El otro día me sorprendió que una alumna escribiera en su final alternativo a un cuento de Patricia Highsmith (sí, les hago escribir, y leerlo en voz alta, así de sadomaso soy) el verbo «espetó«. Fue como descubrir una perla oscura en medio de un desierto. Tuve que bajar el rostro para evitar que me vieran al borde del llanto, de pura emoción. «Siempre nos corriges el verbo «decir«, por eso lo he cambiado«, me aclaró. Y es verdad. «Decir» no es ni en broma lo mismo que responder, replicar, contestar, preguntar, exclamar, alegar, rebatir, confesar, aclarar, murmurar. Había en ese gesto de mi alumna un esfuerzo extra, una toma de conciencia de que no se consigue el mismo efecto en el rececptor si se escribe que un personaje espeta, no dice.
Me gustaría que todos nos lo preguntásemos. ¿Pensamos lo que vamos a decir antes de hablar o escribir?

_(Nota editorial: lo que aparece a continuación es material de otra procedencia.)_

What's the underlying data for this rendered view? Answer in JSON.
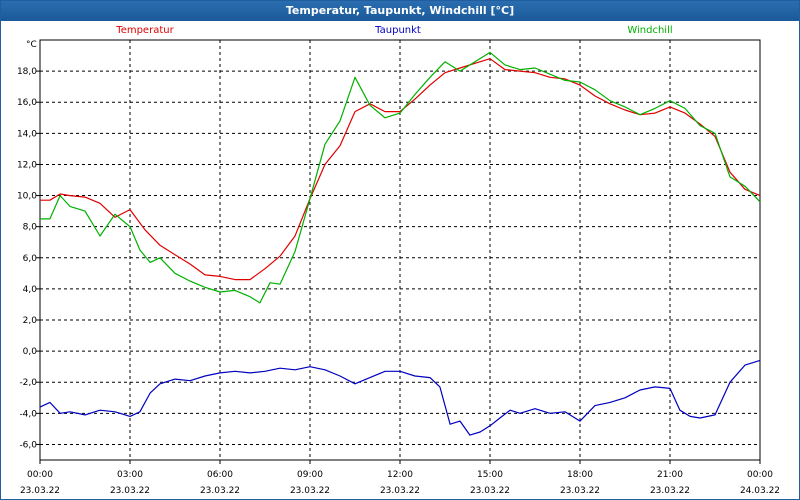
{
  "window": {
    "title": "Temperatur, Taupunkt, Windchill [°C]"
  },
  "chart_data": {
    "type": "line",
    "title": "Temperatur, Taupunkt, Windchill [°C]",
    "ylabel": "°C",
    "ylim": [
      -7,
      20
    ],
    "xlim": [
      0,
      24
    ],
    "grid": true,
    "legend": "top",
    "y_ticks": [
      "-6,0",
      "-4,0",
      "-2,0",
      "0,0",
      "2,0",
      "4,0",
      "6,0",
      "8,0",
      "10,0",
      "12,0",
      "14,0",
      "16,0",
      "18,0"
    ],
    "x_ticks": [
      {
        "time": "00:00",
        "date": "23.03.22"
      },
      {
        "time": "03:00",
        "date": "23.03.22"
      },
      {
        "time": "06:00",
        "date": "23.03.22"
      },
      {
        "time": "09:00",
        "date": "23.03.22"
      },
      {
        "time": "12:00",
        "date": "23.03.22"
      },
      {
        "time": "15:00",
        "date": "23.03.22"
      },
      {
        "time": "18:00",
        "date": "23.03.22"
      },
      {
        "time": "21:00",
        "date": "23.03.22"
      },
      {
        "time": "00:00",
        "date": "24.03.22"
      }
    ],
    "series": [
      {
        "name": "Temperatur",
        "color": "#e00000",
        "points": [
          [
            0,
            9.7
          ],
          [
            0.33,
            9.7
          ],
          [
            0.67,
            10.1
          ],
          [
            1,
            10.0
          ],
          [
            1.5,
            9.9
          ],
          [
            2,
            9.5
          ],
          [
            2.5,
            8.6
          ],
          [
            3,
            9.1
          ],
          [
            3.5,
            7.8
          ],
          [
            4,
            6.8
          ],
          [
            4.5,
            6.2
          ],
          [
            5,
            5.6
          ],
          [
            5.5,
            4.9
          ],
          [
            6,
            4.8
          ],
          [
            6.5,
            4.6
          ],
          [
            7,
            4.6
          ],
          [
            7.5,
            5.3
          ],
          [
            8,
            6.1
          ],
          [
            8.5,
            7.4
          ],
          [
            9,
            9.8
          ],
          [
            9.5,
            12.0
          ],
          [
            10,
            13.2
          ],
          [
            10.5,
            15.4
          ],
          [
            11,
            15.9
          ],
          [
            11.5,
            15.4
          ],
          [
            12,
            15.4
          ],
          [
            12.5,
            16.2
          ],
          [
            13,
            17.1
          ],
          [
            13.5,
            17.9
          ],
          [
            14,
            18.2
          ],
          [
            14.5,
            18.5
          ],
          [
            15,
            18.8
          ],
          [
            15.5,
            18.1
          ],
          [
            16,
            18.0
          ],
          [
            16.5,
            17.9
          ],
          [
            17,
            17.6
          ],
          [
            17.5,
            17.5
          ],
          [
            18,
            17.1
          ],
          [
            18.5,
            16.4
          ],
          [
            19,
            15.9
          ],
          [
            19.5,
            15.5
          ],
          [
            20,
            15.2
          ],
          [
            20.5,
            15.3
          ],
          [
            21,
            15.7
          ],
          [
            21.5,
            15.3
          ],
          [
            22,
            14.6
          ],
          [
            22.5,
            13.8
          ],
          [
            23,
            11.5
          ],
          [
            23.5,
            10.4
          ],
          [
            24,
            10.0
          ]
        ]
      },
      {
        "name": "Taupunkt",
        "color": "#0000c0",
        "points": [
          [
            0,
            -3.6
          ],
          [
            0.33,
            -3.3
          ],
          [
            0.67,
            -4.0
          ],
          [
            1,
            -3.9
          ],
          [
            1.5,
            -4.1
          ],
          [
            2,
            -3.8
          ],
          [
            2.5,
            -3.9
          ],
          [
            3,
            -4.2
          ],
          [
            3.33,
            -3.9
          ],
          [
            3.67,
            -2.7
          ],
          [
            4,
            -2.1
          ],
          [
            4.5,
            -1.8
          ],
          [
            5,
            -1.9
          ],
          [
            5.5,
            -1.6
          ],
          [
            6,
            -1.4
          ],
          [
            6.5,
            -1.3
          ],
          [
            7,
            -1.4
          ],
          [
            7.5,
            -1.3
          ],
          [
            8,
            -1.1
          ],
          [
            8.5,
            -1.2
          ],
          [
            9,
            -1.0
          ],
          [
            9.5,
            -1.2
          ],
          [
            10,
            -1.6
          ],
          [
            10.5,
            -2.1
          ],
          [
            11,
            -1.7
          ],
          [
            11.5,
            -1.3
          ],
          [
            12,
            -1.3
          ],
          [
            12.5,
            -1.6
          ],
          [
            13,
            -1.7
          ],
          [
            13.33,
            -2.3
          ],
          [
            13.67,
            -4.7
          ],
          [
            14,
            -4.5
          ],
          [
            14.33,
            -5.4
          ],
          [
            14.67,
            -5.2
          ],
          [
            15,
            -4.8
          ],
          [
            15.33,
            -4.3
          ],
          [
            15.67,
            -3.8
          ],
          [
            16,
            -4.0
          ],
          [
            16.5,
            -3.7
          ],
          [
            17,
            -4.0
          ],
          [
            17.5,
            -3.9
          ],
          [
            18,
            -4.5
          ],
          [
            18.5,
            -3.5
          ],
          [
            19,
            -3.3
          ],
          [
            19.5,
            -3.0
          ],
          [
            20,
            -2.5
          ],
          [
            20.5,
            -2.3
          ],
          [
            21,
            -2.4
          ],
          [
            21.33,
            -3.8
          ],
          [
            21.67,
            -4.2
          ],
          [
            22,
            -4.3
          ],
          [
            22.5,
            -4.1
          ],
          [
            23,
            -2.0
          ],
          [
            23.5,
            -0.9
          ],
          [
            24,
            -0.6
          ]
        ]
      },
      {
        "name": "Windchill",
        "color": "#00b000",
        "points": [
          [
            0,
            8.5
          ],
          [
            0.33,
            8.5
          ],
          [
            0.67,
            10.0
          ],
          [
            1,
            9.3
          ],
          [
            1.5,
            9.0
          ],
          [
            2,
            7.4
          ],
          [
            2.5,
            8.8
          ],
          [
            3,
            8.0
          ],
          [
            3.33,
            6.5
          ],
          [
            3.67,
            5.7
          ],
          [
            4,
            6.0
          ],
          [
            4.5,
            5.0
          ],
          [
            5,
            4.5
          ],
          [
            5.5,
            4.1
          ],
          [
            6,
            3.8
          ],
          [
            6.5,
            3.9
          ],
          [
            7,
            3.5
          ],
          [
            7.33,
            3.1
          ],
          [
            7.67,
            4.4
          ],
          [
            8,
            4.3
          ],
          [
            8.5,
            6.4
          ],
          [
            9,
            9.8
          ],
          [
            9.5,
            13.3
          ],
          [
            10,
            14.8
          ],
          [
            10.5,
            17.6
          ],
          [
            11,
            15.8
          ],
          [
            11.5,
            15.0
          ],
          [
            12,
            15.3
          ],
          [
            12.5,
            16.5
          ],
          [
            13,
            17.6
          ],
          [
            13.5,
            18.6
          ],
          [
            14,
            18.0
          ],
          [
            14.5,
            18.6
          ],
          [
            15,
            19.2
          ],
          [
            15.5,
            18.4
          ],
          [
            16,
            18.1
          ],
          [
            16.5,
            18.2
          ],
          [
            17,
            17.8
          ],
          [
            17.5,
            17.4
          ],
          [
            18,
            17.3
          ],
          [
            18.5,
            16.8
          ],
          [
            19,
            16.1
          ],
          [
            19.5,
            15.7
          ],
          [
            20,
            15.2
          ],
          [
            20.5,
            15.6
          ],
          [
            21,
            16.1
          ],
          [
            21.5,
            15.6
          ],
          [
            22,
            14.5
          ],
          [
            22.5,
            14.0
          ],
          [
            23,
            11.2
          ],
          [
            23.5,
            10.6
          ],
          [
            24,
            9.6
          ]
        ]
      }
    ]
  }
}
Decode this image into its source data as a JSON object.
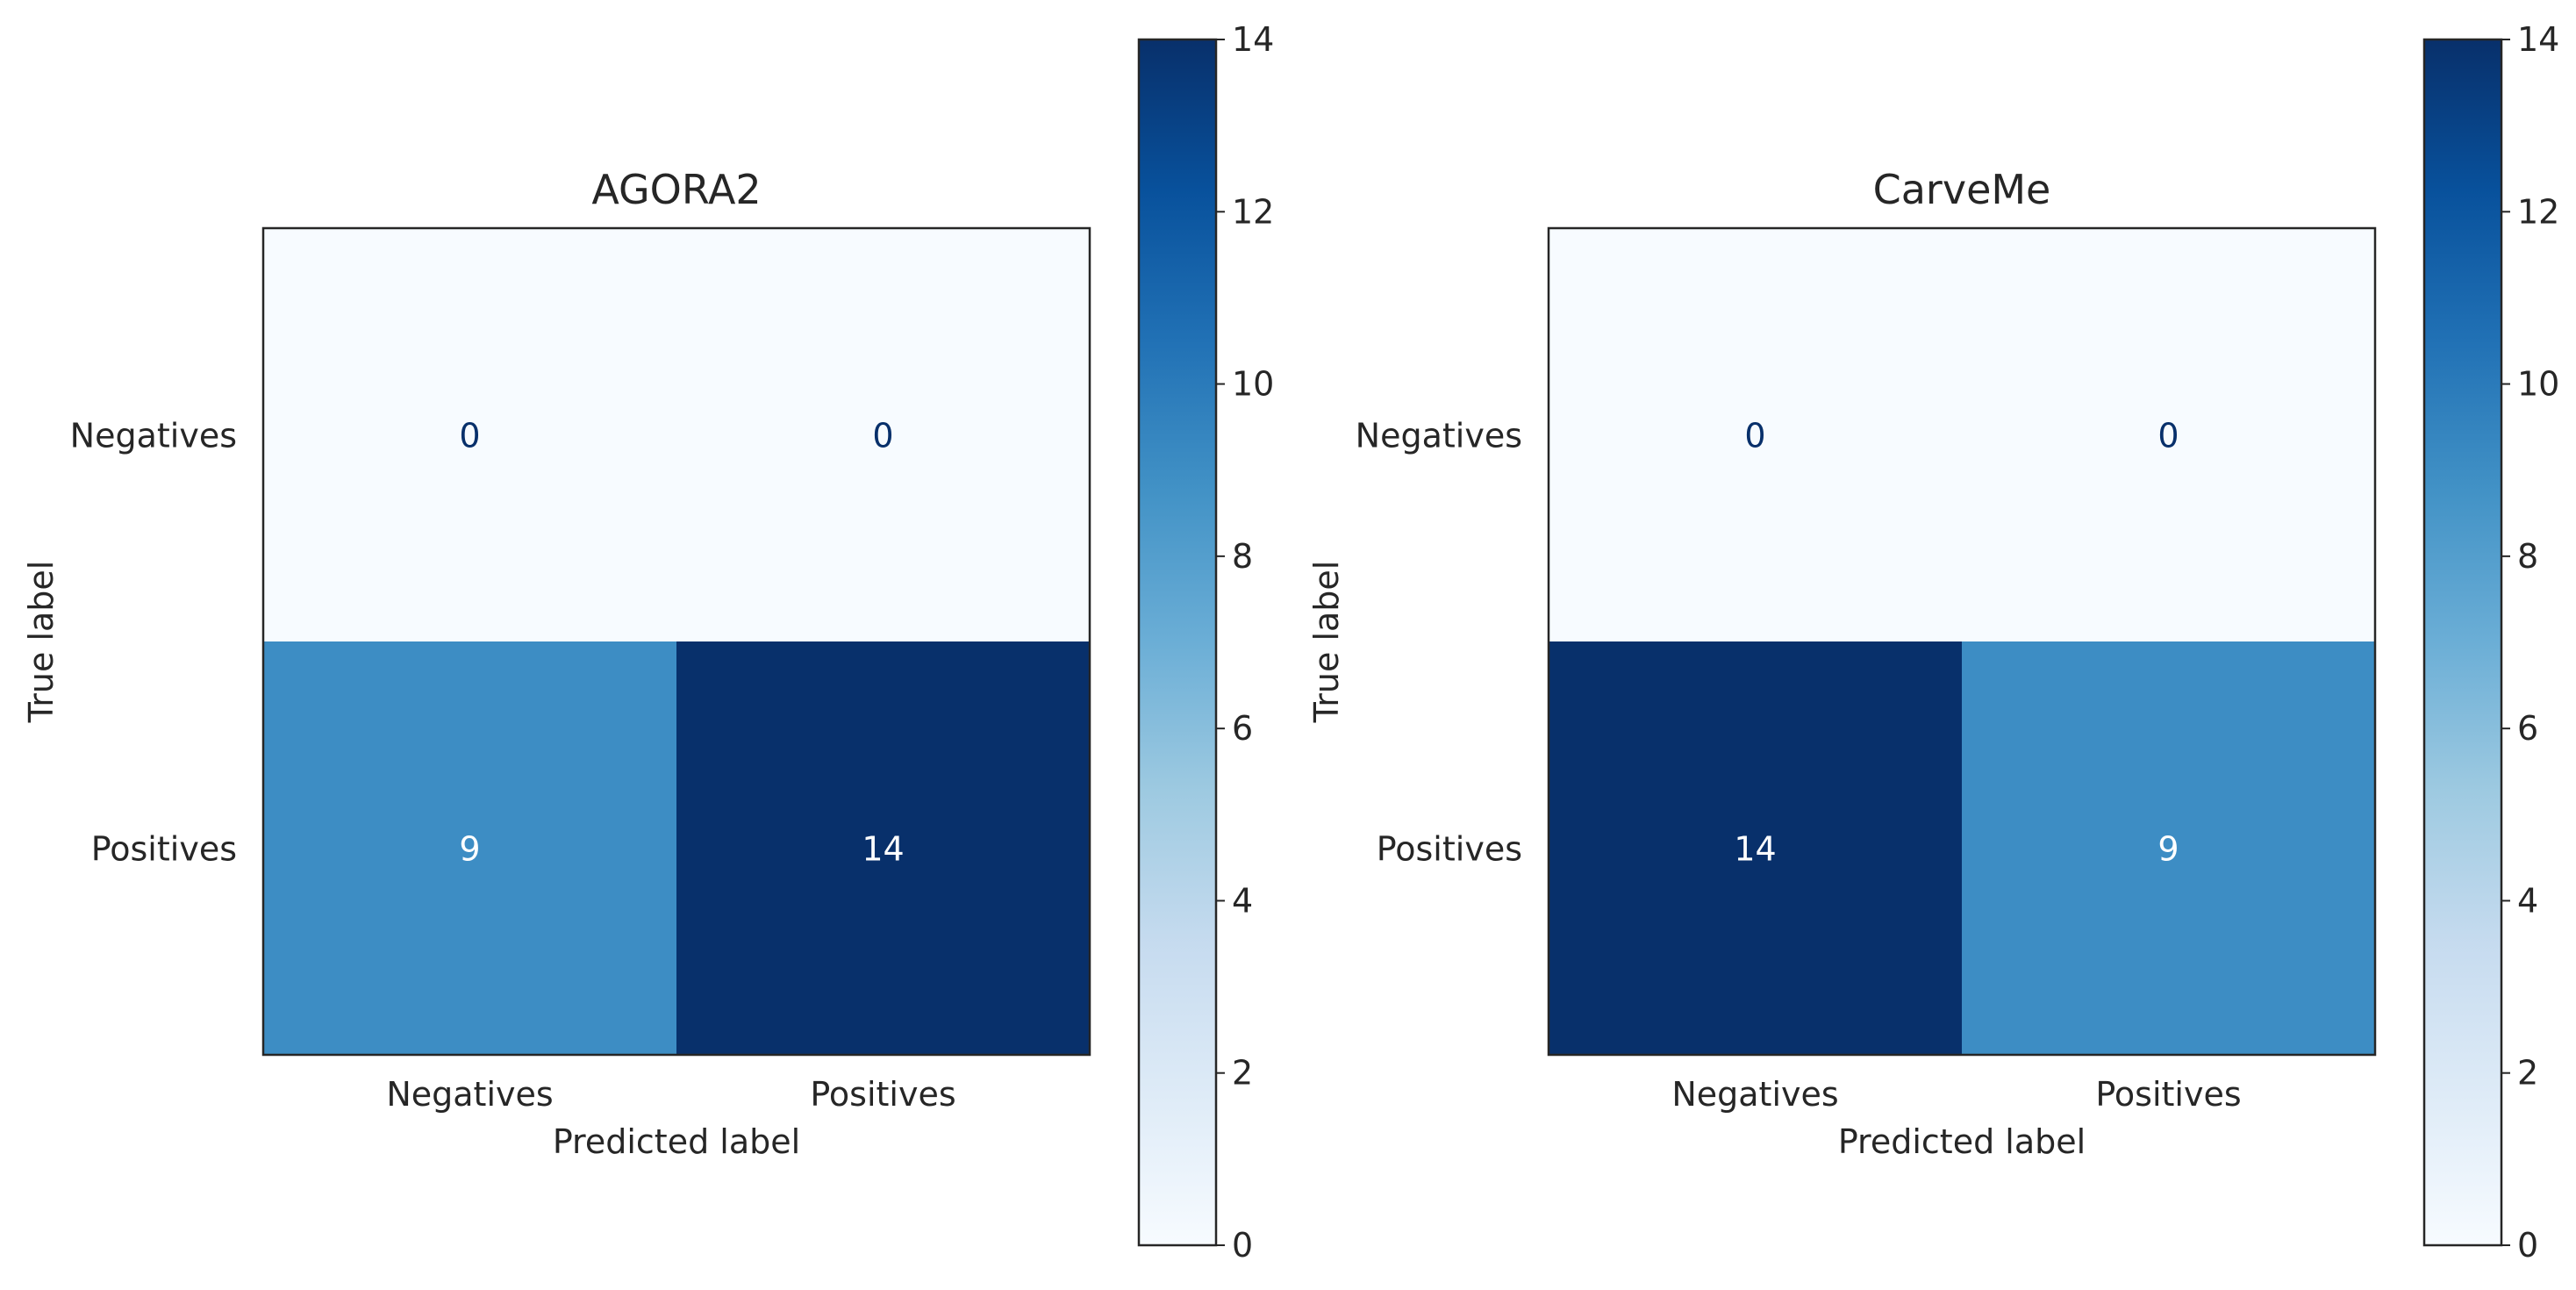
{
  "chart_data": [
    {
      "type": "heatmap",
      "title": "AGORA2",
      "xlabel": "Predicted label",
      "ylabel": "True label",
      "x_categories": [
        "Negatives",
        "Positives"
      ],
      "y_categories": [
        "Negatives",
        "Positives"
      ],
      "values": [
        [
          0,
          0
        ],
        [
          9,
          14
        ]
      ],
      "colormap": "Blues",
      "colorbar": {
        "min": 0,
        "max": 14,
        "ticks": [
          0,
          2,
          4,
          6,
          8,
          10,
          12,
          14
        ]
      }
    },
    {
      "type": "heatmap",
      "title": "CarveMe",
      "xlabel": "Predicted label",
      "ylabel": "True label",
      "x_categories": [
        "Negatives",
        "Positives"
      ],
      "y_categories": [
        "Negatives",
        "Positives"
      ],
      "values": [
        [
          0,
          0
        ],
        [
          14,
          9
        ]
      ],
      "colormap": "Blues",
      "colorbar": {
        "min": 0,
        "max": 14,
        "ticks": [
          0,
          2,
          4,
          6,
          8,
          10,
          12,
          14
        ]
      }
    }
  ],
  "colors": {
    "cmap_low": "#f7fbff",
    "cmap_high": "#08306b",
    "axis": "#262626",
    "text_light": "#ffffff",
    "text_dark": "#08306b"
  }
}
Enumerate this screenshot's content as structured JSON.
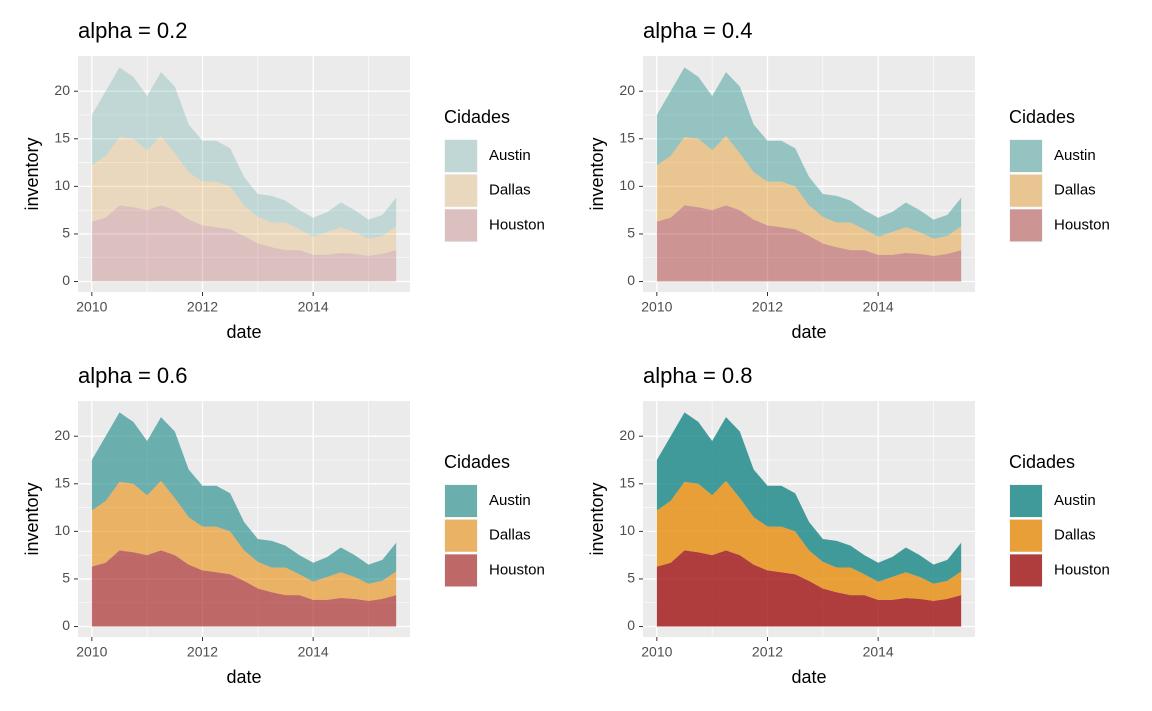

Me traen al pairo las caras de póker de los chicos y chicas a los que corrijo una y otra vez las comas espolvoreadas a granel en un texto, las repeticiones continuadas de palabras, la falta de matiz, de expresividad, de alma, de sus textos. Me gusta proponer ejercicios creativos, me gusta divertirme en mi trabajo, pero no pierdo de vista que mi propósito no es reírme ni hacerme la vida sencilla durante las cinco horas de clases diarias que imparto. Mi cometido es enseñar que la lengua es una pluma, un hacha. Cuesta defender ese discurso en un mundo donde predomina la falta de tiempo y de ganas, la pereza para pensar y hablar o escribir correctamente. Nos ventilamos una conversación, una opinión, un agradecimiento, una palabra de ánimo con un espantoso icono o un inenarrable sticker. No digo que no deban emplearse, bueno, en mi muro por supuesto que serán exterminados inmediatamente. No digo que no tengan su función, pero esa no es, en modo alguno, sustituir al texto que el hablante vago se ahorra. Y cada, vez, vuelvo al principio, me espanta más echar un ojo a un chat de participantes adultos, a un muro de red social y detectar en esas charlas que casi nadie se expresa, que el debate, el intercambio de opiniones, la exposición de nuestro propio «yo», se salda con un dibujito. Eso ocurre con hablantes que aprendieron en otro mundo, en otro tiempo, que el espíritu de Rafael Lapesa o María Moliner no nos ilumina por las buenas. Que a escribir se aprende escribiendo, que leer no es hablar en voz alta, a trompicones. Que para aprender significados de vez en cuando debemos arrimar el hocico a un diccionario.
No nos sorprendamos entonces, si nadie le da valor al lenguaje, de esas cartelas lamentables de los informativos, llenas de horrores ortográficos. No nos desgañitemos indignados si al periodista le da lo mismo haber que a ver.
Algunos chavales ponen cara de emoji perplejo cuando les echo la bronca porque en un párrafo no hay ni un punto y seguido. Les parece que se entiende igual. Yo les hago leerlo en voz alta, sin parar.
Han muerto seis, asfixiados. No me parecen muchos y el resto ha aprendido la lección. Yo a los que ponen muchas comas los dejo así, bien comatosos.